For recurrent networks processing very long sequences, truncated backpropagation through time (TBPTT) limits the number of time steps over which gradients are propagated. Instead of computing gradients across the entire sequence, TBPTT only propagates gradients for a fixed window of k time steps. This directly limits the number of matrix multiplications in the gradient computation, reducing the potential for gradient explosion. The trade-off is that the network cannot learn dependencies longer than k steps through gradient-based optimization.

The Pascanu, Mikolov, and Bengio (2013) analysis

One of the most influential studies of the exploding gradient problem is the 2013 paper "On the Difficulty of Training Recurrent Neural Networks" by Razvan Pascanu, Tomas Mikolov, and Yoshua Bengio, presented at the 30th International Conference on Machine Learning (ICML 2013).

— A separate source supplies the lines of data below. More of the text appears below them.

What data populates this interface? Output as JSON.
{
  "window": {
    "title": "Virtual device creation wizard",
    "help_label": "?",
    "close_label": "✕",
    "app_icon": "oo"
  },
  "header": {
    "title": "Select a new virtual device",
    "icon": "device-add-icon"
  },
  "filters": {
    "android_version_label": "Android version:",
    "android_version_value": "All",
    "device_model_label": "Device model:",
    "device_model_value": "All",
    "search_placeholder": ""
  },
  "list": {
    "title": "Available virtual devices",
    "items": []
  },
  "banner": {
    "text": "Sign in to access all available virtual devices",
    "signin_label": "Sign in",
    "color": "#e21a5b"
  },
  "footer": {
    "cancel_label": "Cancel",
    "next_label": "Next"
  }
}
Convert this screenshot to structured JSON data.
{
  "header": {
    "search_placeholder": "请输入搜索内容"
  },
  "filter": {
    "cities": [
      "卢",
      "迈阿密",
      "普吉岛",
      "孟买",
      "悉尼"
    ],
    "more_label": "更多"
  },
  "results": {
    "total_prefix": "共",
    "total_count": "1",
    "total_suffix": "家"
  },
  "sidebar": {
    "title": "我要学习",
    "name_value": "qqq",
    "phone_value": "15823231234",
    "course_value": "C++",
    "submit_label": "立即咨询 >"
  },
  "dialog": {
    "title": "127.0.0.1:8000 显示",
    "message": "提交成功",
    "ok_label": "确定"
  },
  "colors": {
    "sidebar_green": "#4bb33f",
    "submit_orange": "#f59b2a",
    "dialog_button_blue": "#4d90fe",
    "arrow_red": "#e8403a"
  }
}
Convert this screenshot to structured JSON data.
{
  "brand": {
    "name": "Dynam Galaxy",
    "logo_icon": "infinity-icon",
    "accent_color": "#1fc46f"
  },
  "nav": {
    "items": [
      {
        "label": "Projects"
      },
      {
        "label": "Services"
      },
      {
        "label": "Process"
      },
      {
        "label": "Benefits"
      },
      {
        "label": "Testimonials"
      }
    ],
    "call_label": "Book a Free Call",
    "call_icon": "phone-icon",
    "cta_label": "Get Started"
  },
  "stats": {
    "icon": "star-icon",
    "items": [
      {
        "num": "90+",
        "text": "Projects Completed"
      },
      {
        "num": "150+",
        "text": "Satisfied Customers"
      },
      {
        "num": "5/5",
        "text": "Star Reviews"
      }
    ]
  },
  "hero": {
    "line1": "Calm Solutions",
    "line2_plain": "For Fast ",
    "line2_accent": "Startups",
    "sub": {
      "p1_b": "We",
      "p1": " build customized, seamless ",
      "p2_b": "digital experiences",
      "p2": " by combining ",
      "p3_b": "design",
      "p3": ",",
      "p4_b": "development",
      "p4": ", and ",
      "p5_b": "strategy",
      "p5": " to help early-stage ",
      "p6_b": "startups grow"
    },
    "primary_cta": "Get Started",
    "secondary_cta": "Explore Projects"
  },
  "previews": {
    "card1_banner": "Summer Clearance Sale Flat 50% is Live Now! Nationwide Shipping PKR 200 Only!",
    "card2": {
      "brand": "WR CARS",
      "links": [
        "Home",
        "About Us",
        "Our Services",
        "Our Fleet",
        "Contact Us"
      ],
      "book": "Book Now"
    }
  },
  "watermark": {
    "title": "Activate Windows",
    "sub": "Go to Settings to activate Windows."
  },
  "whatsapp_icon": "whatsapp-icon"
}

Pascanu et al. analyzed the exploding and vanishing gradient problems from three complementary perspectives:

Analytical perspective. They provided formal conditions under which gradients explode or vanish in recurrent networks, linking the problem to the spectral properties (eigenvalues) of the recurrent weight matrix.
Geometric perspective. They described the loss surface of RNNs as containing "cliffs," or regions where the gradient changes dramatically in a very small area of parameter space. When the optimizer takes a step that lands on one of these cliffs, the resulting gradient can be enormous, causing the parameters to be flung to a distant and poor region of the parameter space.
Dynamical systems perspective. They framed RNN training as a dynamical system and showed that exploding gradients are associated with the dynamics near the boundary of stability, where small perturbations in the input or hidden state lead to large changes in the output.

Based on this analysis, Pascanu et al. proposed gradient norm clipping as a simple and effective countermeasure. Their clipping strategy rescales the entire gradient vector when its norm exceeds a threshold, which prevents the optimizer from taking catastrophically large steps when it encounters a cliff in the loss surface. They also proposed a complementary soft constraint for the vanishing gradient problem. The paper demonstrated empirically that gradient clipping allowed successful training of RNNs on tasks that were previously intractable. The paper has been cited thousands of times and gradient clipping has become a standard practice in neural network training.

Impact on training stability

The exploding gradient problem has broad implications for training stability and the practical design of deep learning systems.

Consequences of exploding gradients

The exploding gradient problem can have several detrimental consequences on the training process and the performance of the resulting model:

Instability in training. When gradients grow too large, the updates to the model's parameters during the optimization process can become erratic, causing the model to oscillate between good and bad solutions instead of converging to an optimal solution.
Slow convergence. The presence of large gradients can lead to slow convergence, as the optimizer is forced to use small learning rates to prevent overshooting the optimal solution.
Poor generalization. Large gradients can cause the model to overfit to the training data by focusing on a few dominant features, leading to poor generalization performance on unseen data.
Wasted computational resources. In large-scale training runs, a gradient explosion that causes divergence late in training can waste enormous amounts of compute. A training run for a large language model that diverges after days or weeks of computation represents a significant financial and environmental cost.
Difficulty in hyperparameter tuning. The sensitivity to gradient explosion makes hyperparameter selection more difficult, as small changes in the learning rate, batch size, or model architecture can shift the training dynamics from stable to unstable.

Learning rate interaction

The exploding gradient problem interacts strongly with the choice of learning rate. A learning rate that would be appropriate for normal gradient magnitudes becomes far too large when gradients explode. This is why learning rate warmup, where the learning rate starts very small and gradually increases over the first few thousand training steps, has become standard practice. The warmup period allows the model to find a stable region of the loss landscape before applying full-magnitude updates. Learning rate scheduling strategies such as cosine decay and linear decay also help manage the interaction between learning rates and gradient magnitudes throughout training.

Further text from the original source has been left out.